Dans un immeuble voisin, les habitants rapportent qu’ils entendaient les départs des obus de Haret Saïda et ensuite le bruit de leurs explosions dans le quartier. « Ils tiraient sans répit. L’armée ne traite pas les civils de cette façon. Cela relève du travail d’une milice », note Fatima, une sexagénaire.

 

(Lire aussi : « Que faisaient les miliciens du Hezbollah à Majdelioun et Saïda ? » s’interroge le courant du Futur)

 


Une communauté marginalisée
La plupart des habitants de la zone, transformée en champ de bataille, appartiennent à la communauté sunnite. Ils manifestent leur tristesse et leur amertume. Ils affirment que le Hezbollah est fort et que même l’armée et toutes les institutions de l’État ne peuvent rien contre lui. Les sunnites de Saïda, et peut être de tout le Liban, se sentent marginalisés.
« Je n’ai jamais imaginé que les sunnites seraient une communauté faible au Liban. Ils ont tués nos hommes, de Rafic Hariri à Wissam el-Hassan, et maintenant je suis sûre, ils veulent nous chasser du pays », dit Fatima. « Il faut que l’on devienne comme la communauté chiite, que l’on élabore des plans, que l’on pense à long terme et que l’on se prépare au pire », ajoute-t-elle.


Ahmad, habitant le même immeuble, souligne de son côté : « Regardez nos femmes, elles ont toute la tête découverte et portent des vêtements à bretelles et à manches courtes. Nous n’avons jamais soutenu el-Assir mais ce qui s’est passé dimanche et lundi nous pousse à réfléchir. Nous avons lancé un appel à l’armée pour évacuer les civils et pour éteindre les incendies qui se sont déclarés dans nos appartements, en vain. Pourquoi on s’en prend uniquement aux sunnites ? Parce qu’on est devenu le maillon faible ? » demande-t-il.


Mohammad est resté coincé avec toute sa famille et ses voisins dans son appartement du premier étage.

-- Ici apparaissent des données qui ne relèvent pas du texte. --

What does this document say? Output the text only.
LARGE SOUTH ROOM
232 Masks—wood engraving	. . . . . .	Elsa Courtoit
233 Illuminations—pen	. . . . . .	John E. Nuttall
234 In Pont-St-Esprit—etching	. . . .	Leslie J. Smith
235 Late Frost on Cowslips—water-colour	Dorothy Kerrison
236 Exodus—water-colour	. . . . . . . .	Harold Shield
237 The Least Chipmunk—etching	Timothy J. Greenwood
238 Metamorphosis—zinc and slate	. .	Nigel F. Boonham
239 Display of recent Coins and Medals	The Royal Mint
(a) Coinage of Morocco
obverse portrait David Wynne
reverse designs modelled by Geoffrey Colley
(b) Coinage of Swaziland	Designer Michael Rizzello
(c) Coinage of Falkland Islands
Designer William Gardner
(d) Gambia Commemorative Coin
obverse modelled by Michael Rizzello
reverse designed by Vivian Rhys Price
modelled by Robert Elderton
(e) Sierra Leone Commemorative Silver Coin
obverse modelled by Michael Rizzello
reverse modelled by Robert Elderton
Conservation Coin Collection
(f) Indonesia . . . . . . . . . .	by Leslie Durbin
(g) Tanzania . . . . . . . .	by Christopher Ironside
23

Assis au balcon, il est content de voir que sa voiture neuve est restée intacte. Mohammad tient le discours blasé des Libanais qui ont tout connu. « Chacun son tour. L’État n’agit que contre les faibles. Un jour, on ne sait pas quand, le Hezbollah deviendra lui aussi le maillon faible. Détrompez-vous, le phénomène el-Assir est loin d’être fini. Au contraire, il vient de commencer », dit-il. Il poursuit : « L’imam a disparu, il réapparaîtra un jour d’on ne sait où sur un écran télé, invitera ses supporters à couper une route ou à manifester sur une grande place. Ils l’écouteront. Ils seront même plus nombreux qu’avant, car beaucoup de personnes appartenant à sa communauté se sentent de plus en plus victimes d’injustice. »
Peut-être. Au Liban, même les scénarios les plus surréalistes sont possibles.